Thanks for starting this thread LeoTheLateBloomer. I lost my mom when I was 18 after she had been ill for some time. My dad has MH issues and is alcoholic and violent - I've never had a good relationship with him. If my mom hadn't been ill we would have moved away from where I grew up and I think my life would have been quite different (i.e. not so many bad experiences with dad) but when she was ill she couldn't take us away. I've never resented her for that at all. However, when I became (unplanned) pregnant with dd I had a very adverse reaction to the pregnancy. I didn't think I would be good mother and I was afraid of loving the baby. I considered suicide and I considered abortion. I had some emergency councelling in hospital and my psychoterapist said I was angry with my mother for leaving me. That statement I felt was very wrong - I have never been angry with my mother for being ill or dying. I know she would have stayed if she could have and I know she loved me dearly (as she knew I loved her). I think now, looking back and considering this thread's topic, that my irrational and extreme reactions to being pregnant can have been something to do with being motherless myself and the extreme pain of loosing her have made me a bit emotionally dysfunctional with regards to others (I don't really want to love people or get too attached in case I loose them). That said I am very close to my own dd (now nearly 3 years old) and I think I love her with all my heart.
I missed my mother something awful when my dd was born too and I recognise all the envy, grief and sadness for loss of family for me and my dd as others have mentioned here. I too am insured to the hilt and when I fantasise about my future I fantasise about being a grandmother to my dd's children and of all the family things I will ensure takes place then.

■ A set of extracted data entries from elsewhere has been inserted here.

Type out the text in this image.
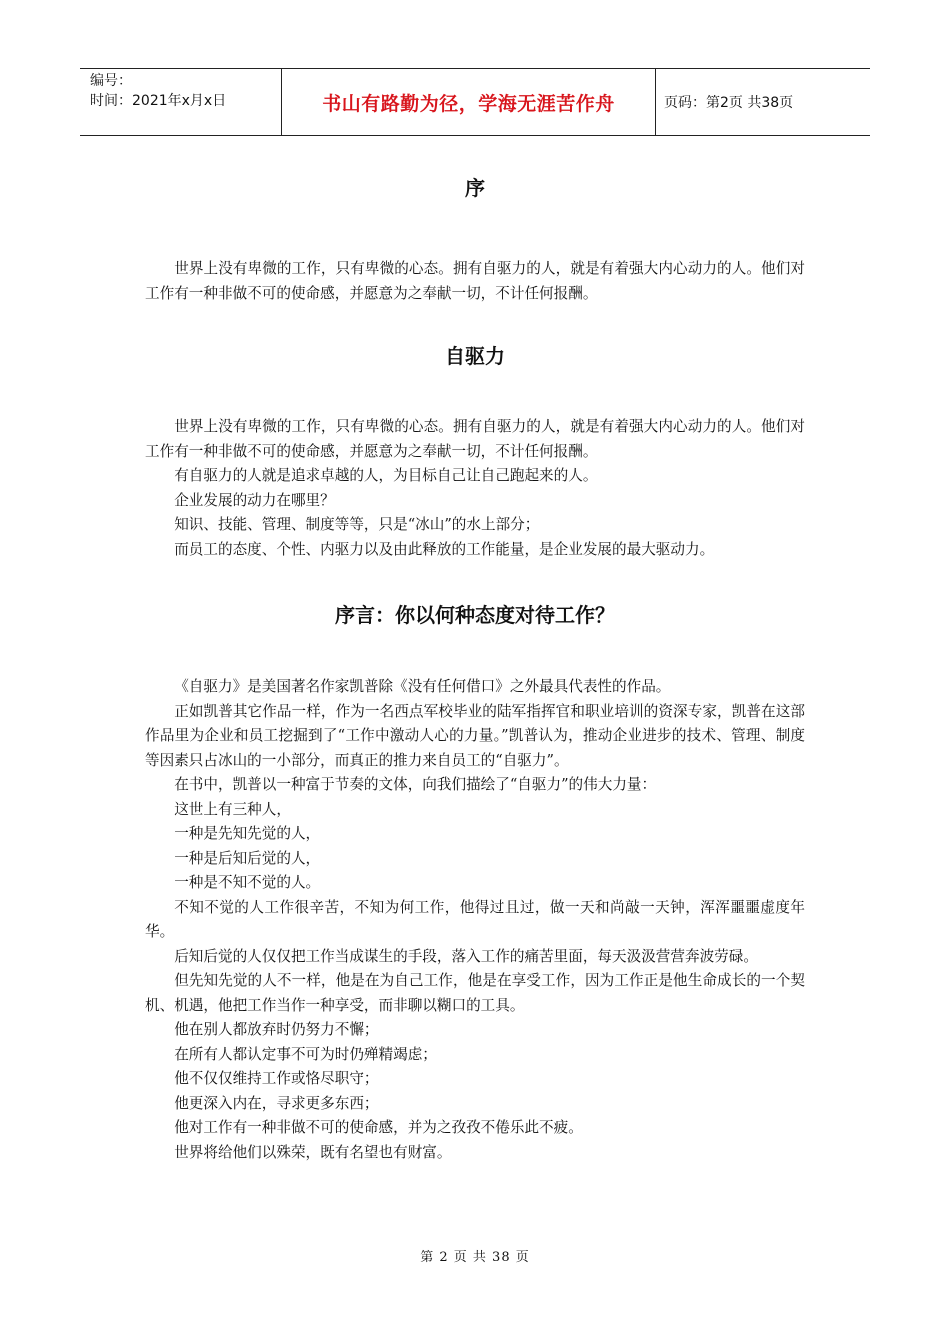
编号：
时间：2021年x月x日	书山有路勤为径，学海无涯苦作舟	页码：第2页 共38页
序

世界上没有卑微的工作，只有卑微的心态。拥有自驱力的人，就是有着强大内心动力的人。他们对工作有一种非做不可的使命感，并愿意为之奉献一切，不计任何报酬。

自驱力

世界上没有卑微的工作，只有卑微的心态。拥有自驱力的人，就是有着强大内心动力的人。他们对工作有一种非做不可的使命感，并愿意为之奉献一切，不计任何报酬。

有自驱力的人就是追求卓越的人，为目标自己让自己跑起来的人。

企业发展的动力在哪里？

知识、技能、管理、制度等等，只是“冰山”的水上部分；

而员工的态度、个性、内驱力以及由此释放的工作能量，是企业发展的最大驱动力。

序言：你以何种态度对待工作？

《自驱力》是美国著名作家凯普除《没有任何借口》之外最具代表性的作品。

正如凯普其它作品一样，作为一名西点军校毕业的陆军指挥官和职业培训的资深专家，凯普在这部作品里为企业和员工挖掘到了“工作中激动人心的力量。”凯普认为，推动企业进步的技术、管理、制度等因素只占冰山的一小部分，而真正的推力来自员工的“自驱力”。

在书中，凯普以一种富于节奏的文体，向我们描绘了“自驱力”的伟大力量：

这世上有三种人，

一种是先知先觉的人，

一种是后知后觉的人，

一种是不知不觉的人。

不知不觉的人工作很辛苦，不知为何工作，他得过且过，做一天和尚敲一天钟，浑浑噩噩虚度年华。

后知后觉的人仅仅把工作当成谋生的手段，落入工作的痛苦里面，每天汲汲营营奔波劳碌。

但先知先觉的人不一样，他是在为自己工作，他是在享受工作，因为工作正是他生命成长的一个契机、机遇，他把工作当作一种享受，而非聊以糊口的工具。

他在别人都放弃时仍努力不懈；

在所有人都认定事不可为时仍殚精竭虑；

他不仅仅维持工作或恪尽职守；

他更深入内在，寻求更多东西；

他对工作有一种非做不可的使命感，并为之孜孜不倦乐此不疲。

世界将给他们以殊荣，既有名望也有财富。

第 2 页 共 38 页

I'd like to end my story by telling you that my dd was born on the same day that my mother would have celebrated her 60th birthday. In addition to sharing my mothers birthday she also shares her name. To me that was the clearest way anyone could let me know that I did teh right thing, in keeping my dd, and that I will be an okay mother after all. Which I try to be
lily as they got to an age where they were able to be independent of me I used to tell them to let me think about it if they asked to do something or go somewhere without me because my first instinct was terror and to say no. By not having to answer immediately I could rationalise and get a grip on myself and tell them yes.
Now the older three go away with friends and girlfriends and boyfriends and I no longer cry as they leave but they know that to prevent me becoming a nervous wreck and pestering them a text when they arrive and the odd one through the week is all they need do. I only ever reply to texts because it's a rule I have imposed on myself so I don't get OTT.
I also hide my worries from them so they have grown up pretty oblivious to any difficulties I may have had because I remember the abject horror I felt knowing my mum was going to die.
I still find it a novelty that I have adults that adore me because I never got to that stage with my mum. I think I always thought the relationship would cool as I became an adult and expected my children to sort of cut me loose when they became independent so I'm thrilled they haven't.
My dh is now older than my mum was when she died and I realise now how young she was. I'm getting towards her age and I must admit I'm more anxious about my health now than I have ever been.
A few of my friends I have had since seventeen have lost a parent in the last year or two and it feels like now is about the right time so I consider that I have been cheated of the last thirty years of having a mother really.